A l’automne 1892 il demeurait 15 rue de Neuilly à Clichy.

En 1893, il reprit un travail chez M. Parly, imprimeur, 13 rue de Malte où il gagnait 6 francs par jour.
Il faisait venir de Londres des manifestes qu’il placardait ou distribuait.

En juin 1893, il chercha avec Léveillé et Spannagel à organiser un meeting de protestation contre la condamnation de Forest.

Lors de la perquisition qui fut faite chez lui le 1er janvier 1894, on découvrit, deux numéros de la Révolte, une brochure de Jules Guesde intitulée « Loi sur les salaires » et une lettre adressé de Mazas le 1er décembre 1893 par Léauthier à son ami Etiévant. La police saisit également trois lettres d’avocats signées Paul Boutin à Bordeaux et Le Baron, enfin quatre feuillets manuscrits qu’Etiévant reconnu être de sa main.

Le 4 mars 1894, la seconde visite de la police, amena la saisie de lettres émanant de son frère, détenu à Poissy et des brochures, placards et manifestes suivants : « La Voix du bagne », « La société future », « Le congrès de Bruxelles ou les Ôte-toi de là que je m’y mette », « Extraits du procès de la Révolte », « Ce qu’il faut faire », « La société mourante  » par Jean Grave. Il fut incarcéré à Mazas le 5 mars 1894.
Dans une lettre du 28 mars, au juge d’instruction, Etiévant fit part de son inquiétude de voir son logement loué à quelqu’un d’autre, puisqu’il ne payait plus son loyer, depuis son incarcération : « Je suis absolument seul, vous le savez, monsieur le juge, donc personne n’a pu réparer le désordre que l’on a fait chez moi car lorsque l’on perquisitionna, tout fut bouleversé, mes papiers de famille, mes spécimens d’imprimerie nécessaires à mon travail, les feuillets d’un dictionnaire auquel je travaille depuis plusieurs années, mon linge, enfin tout fut éparpillé sur le sol ou sur les meubles qui sont restés ouverts puisque je fus immédiatement arrêté ».

Le 5 juin, le juge d’instruction Meyer le mit en liberté conditionnelle.

Le 30 juin, il se fit embaucher à l’imprimerie Hugonis, 6 rue Martel, comme compositeur typographe.

Dès le 1er juillet, le commissaire de police du quartier de la Roquette perquisitionna à nouveau chez lui, il fut encore incarcéré à Mazas le 5 juillet et mis en liberté conditionnelle le 28 du même mois.
Le 10 juin 1895, le juge d’instruction Meyer avait délivré une ordonnance de non lieu concernant l’inculpation d’association de malfaiteurs.

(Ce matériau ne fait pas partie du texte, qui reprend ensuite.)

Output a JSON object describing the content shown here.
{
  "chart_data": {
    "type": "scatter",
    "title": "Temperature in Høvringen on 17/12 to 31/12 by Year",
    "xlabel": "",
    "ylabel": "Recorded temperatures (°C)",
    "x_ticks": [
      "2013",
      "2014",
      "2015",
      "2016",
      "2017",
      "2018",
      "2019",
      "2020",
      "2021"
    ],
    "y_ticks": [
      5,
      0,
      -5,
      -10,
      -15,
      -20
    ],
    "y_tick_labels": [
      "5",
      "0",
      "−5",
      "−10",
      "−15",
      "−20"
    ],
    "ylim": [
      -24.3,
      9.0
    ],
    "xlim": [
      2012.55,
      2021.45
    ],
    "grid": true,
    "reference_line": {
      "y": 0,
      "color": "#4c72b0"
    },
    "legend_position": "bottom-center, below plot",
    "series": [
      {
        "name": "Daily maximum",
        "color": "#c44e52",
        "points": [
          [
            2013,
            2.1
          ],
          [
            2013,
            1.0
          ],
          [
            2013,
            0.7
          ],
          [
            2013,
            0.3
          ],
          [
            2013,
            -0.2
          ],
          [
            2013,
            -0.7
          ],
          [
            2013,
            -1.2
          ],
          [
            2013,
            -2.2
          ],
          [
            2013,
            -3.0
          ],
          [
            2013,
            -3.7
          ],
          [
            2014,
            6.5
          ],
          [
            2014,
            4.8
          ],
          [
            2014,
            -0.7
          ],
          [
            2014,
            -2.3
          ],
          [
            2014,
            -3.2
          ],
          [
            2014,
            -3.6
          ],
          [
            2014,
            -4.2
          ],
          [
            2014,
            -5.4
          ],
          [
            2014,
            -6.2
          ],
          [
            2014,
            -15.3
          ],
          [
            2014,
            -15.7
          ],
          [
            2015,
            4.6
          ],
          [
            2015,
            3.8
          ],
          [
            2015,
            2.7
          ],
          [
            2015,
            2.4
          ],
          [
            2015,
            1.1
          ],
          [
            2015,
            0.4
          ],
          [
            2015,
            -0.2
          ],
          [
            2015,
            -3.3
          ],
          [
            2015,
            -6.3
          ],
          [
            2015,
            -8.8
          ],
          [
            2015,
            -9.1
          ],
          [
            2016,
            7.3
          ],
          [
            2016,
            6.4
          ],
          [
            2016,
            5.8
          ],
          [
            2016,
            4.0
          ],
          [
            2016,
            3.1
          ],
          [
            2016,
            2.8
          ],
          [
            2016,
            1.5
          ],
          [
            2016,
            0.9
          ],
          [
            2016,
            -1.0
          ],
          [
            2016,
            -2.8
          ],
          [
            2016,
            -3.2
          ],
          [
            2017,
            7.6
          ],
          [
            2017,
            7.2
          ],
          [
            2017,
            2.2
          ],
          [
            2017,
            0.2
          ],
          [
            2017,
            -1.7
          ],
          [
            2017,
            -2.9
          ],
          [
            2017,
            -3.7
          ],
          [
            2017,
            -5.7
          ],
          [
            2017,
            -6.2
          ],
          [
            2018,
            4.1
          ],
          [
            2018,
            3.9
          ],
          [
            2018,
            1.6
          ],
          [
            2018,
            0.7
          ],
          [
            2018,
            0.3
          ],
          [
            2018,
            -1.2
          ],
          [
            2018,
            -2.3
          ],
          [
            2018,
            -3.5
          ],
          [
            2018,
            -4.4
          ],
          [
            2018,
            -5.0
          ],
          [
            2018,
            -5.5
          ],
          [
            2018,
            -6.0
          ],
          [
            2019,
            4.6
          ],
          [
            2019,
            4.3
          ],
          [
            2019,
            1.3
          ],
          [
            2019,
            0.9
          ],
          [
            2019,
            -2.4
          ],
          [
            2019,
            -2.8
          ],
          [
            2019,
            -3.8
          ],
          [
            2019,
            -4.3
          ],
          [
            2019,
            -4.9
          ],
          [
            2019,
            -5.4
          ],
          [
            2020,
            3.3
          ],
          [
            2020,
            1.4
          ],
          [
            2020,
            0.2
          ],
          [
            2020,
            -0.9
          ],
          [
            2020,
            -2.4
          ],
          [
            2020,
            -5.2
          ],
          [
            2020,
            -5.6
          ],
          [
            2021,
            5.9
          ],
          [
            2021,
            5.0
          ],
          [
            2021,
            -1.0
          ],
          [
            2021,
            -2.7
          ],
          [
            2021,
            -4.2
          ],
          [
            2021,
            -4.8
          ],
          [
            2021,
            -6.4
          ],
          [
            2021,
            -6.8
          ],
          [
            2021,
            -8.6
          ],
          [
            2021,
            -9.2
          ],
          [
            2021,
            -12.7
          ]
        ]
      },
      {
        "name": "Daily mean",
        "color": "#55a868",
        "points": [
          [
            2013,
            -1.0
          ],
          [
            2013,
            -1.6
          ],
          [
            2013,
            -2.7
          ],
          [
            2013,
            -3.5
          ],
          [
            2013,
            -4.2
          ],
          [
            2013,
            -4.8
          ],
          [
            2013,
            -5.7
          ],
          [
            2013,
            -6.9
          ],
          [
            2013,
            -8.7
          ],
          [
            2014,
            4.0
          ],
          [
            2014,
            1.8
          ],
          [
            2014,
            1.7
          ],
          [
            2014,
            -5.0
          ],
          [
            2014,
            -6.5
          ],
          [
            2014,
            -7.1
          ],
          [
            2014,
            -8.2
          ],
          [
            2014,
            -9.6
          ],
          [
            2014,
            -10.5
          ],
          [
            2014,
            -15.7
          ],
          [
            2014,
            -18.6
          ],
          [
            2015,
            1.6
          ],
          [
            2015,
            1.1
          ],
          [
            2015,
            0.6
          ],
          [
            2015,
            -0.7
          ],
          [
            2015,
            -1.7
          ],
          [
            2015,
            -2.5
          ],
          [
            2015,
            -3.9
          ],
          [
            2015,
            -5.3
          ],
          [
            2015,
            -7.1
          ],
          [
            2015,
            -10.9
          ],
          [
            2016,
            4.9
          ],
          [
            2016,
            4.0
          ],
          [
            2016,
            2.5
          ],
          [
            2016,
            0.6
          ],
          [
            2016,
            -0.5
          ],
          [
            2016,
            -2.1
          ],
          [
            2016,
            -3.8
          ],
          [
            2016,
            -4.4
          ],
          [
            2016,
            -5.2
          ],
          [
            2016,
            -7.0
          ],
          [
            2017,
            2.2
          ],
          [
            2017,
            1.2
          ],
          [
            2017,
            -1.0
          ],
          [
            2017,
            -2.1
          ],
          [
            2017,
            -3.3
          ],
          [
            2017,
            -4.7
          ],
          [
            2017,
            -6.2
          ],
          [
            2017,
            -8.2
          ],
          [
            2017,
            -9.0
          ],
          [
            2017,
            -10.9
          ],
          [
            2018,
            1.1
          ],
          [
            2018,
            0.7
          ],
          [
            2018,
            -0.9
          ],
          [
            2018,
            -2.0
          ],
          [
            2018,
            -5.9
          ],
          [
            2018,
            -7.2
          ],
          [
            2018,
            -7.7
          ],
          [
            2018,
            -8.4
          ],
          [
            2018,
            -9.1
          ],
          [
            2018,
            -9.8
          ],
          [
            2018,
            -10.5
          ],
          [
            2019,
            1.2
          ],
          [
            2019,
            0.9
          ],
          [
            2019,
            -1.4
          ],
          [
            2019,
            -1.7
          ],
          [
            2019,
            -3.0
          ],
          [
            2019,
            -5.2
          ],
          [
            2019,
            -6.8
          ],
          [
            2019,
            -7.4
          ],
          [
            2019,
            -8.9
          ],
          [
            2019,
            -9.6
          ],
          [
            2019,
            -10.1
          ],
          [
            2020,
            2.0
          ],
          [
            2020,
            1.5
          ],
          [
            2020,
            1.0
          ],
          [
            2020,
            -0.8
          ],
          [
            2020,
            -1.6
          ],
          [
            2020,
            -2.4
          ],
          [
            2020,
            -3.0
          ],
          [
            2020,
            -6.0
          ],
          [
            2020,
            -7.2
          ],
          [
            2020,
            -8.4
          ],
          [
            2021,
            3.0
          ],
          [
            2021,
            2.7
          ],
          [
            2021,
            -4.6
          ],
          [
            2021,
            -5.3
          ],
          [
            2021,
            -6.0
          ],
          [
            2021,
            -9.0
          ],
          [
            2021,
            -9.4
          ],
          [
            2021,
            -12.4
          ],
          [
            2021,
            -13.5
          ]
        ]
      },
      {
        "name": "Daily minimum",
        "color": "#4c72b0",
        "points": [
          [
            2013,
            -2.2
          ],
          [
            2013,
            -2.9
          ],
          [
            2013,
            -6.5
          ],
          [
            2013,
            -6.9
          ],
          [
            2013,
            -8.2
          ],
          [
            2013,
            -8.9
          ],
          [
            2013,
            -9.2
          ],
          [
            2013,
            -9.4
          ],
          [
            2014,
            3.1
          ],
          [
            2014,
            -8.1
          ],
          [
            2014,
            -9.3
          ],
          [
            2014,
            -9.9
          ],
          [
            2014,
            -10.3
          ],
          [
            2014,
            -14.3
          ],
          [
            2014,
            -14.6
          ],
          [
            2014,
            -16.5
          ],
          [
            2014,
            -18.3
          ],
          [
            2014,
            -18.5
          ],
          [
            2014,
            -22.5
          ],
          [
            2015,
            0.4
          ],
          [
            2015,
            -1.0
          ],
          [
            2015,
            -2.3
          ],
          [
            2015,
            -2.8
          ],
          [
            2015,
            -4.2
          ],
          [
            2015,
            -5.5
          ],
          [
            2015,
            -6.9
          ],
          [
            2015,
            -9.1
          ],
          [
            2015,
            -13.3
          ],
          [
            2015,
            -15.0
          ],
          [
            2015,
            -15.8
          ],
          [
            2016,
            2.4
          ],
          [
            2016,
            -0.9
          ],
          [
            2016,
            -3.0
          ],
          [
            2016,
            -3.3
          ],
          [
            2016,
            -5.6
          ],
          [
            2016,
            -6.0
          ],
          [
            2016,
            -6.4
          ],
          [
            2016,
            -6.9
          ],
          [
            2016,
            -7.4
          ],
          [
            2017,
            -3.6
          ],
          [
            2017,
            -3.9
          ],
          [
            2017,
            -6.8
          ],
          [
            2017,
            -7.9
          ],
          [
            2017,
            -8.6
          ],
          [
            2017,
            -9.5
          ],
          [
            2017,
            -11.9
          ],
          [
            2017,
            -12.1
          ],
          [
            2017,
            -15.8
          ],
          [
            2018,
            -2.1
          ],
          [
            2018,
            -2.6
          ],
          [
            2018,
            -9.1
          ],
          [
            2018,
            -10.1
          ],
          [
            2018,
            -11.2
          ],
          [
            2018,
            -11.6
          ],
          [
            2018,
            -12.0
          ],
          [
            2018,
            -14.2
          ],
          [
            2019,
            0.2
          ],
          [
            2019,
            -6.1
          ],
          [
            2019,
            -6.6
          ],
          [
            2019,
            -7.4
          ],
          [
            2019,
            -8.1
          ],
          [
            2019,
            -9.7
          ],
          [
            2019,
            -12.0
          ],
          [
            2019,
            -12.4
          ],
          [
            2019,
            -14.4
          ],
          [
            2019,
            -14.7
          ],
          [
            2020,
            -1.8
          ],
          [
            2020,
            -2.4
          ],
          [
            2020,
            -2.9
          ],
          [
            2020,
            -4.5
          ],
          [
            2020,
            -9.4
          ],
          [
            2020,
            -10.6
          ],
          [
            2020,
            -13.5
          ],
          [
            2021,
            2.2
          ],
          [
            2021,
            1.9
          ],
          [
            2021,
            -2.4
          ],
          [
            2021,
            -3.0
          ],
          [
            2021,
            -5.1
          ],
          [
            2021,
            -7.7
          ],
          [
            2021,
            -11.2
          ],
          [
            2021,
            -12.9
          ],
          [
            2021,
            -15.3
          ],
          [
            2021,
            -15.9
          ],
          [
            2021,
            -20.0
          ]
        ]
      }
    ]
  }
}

Henri Etiévant figurait sur la liste des anarchistes résidents dans la Seine en 1895 (par arrondissements), son dossier était enregistré sous le n° 323137.
Sur l’état récapitulatif des anarchistes, au 31 décembre 1896, il habitait 26 rue de Montmartre à Saintt Ouen.
Il figurait toujours sur un état des anarchistes de 1900-1912 de la préfecture de police. Il demeurait alors 39, 41 rue de Clichy.


Sources : Arch.de Paris, D.3 U6 carton 49. — Arch. Préf. Pol. Ba 1500 — Les anarchistes contre la république de Vivien Bouhey. Annexe 56 : les anarchistes de la Seine. — Bianco : 1Un siècle de presse anarchiste = Notice de Dominique Petit in Archives anarchistes Archives anarchistes // Fichier Bertillon // APpo BA 77 //

Iconogr. : Fichier Bertillon (Metropolitan museum of art. Alphonse Bertillon. Albumens silver prints. Photographs).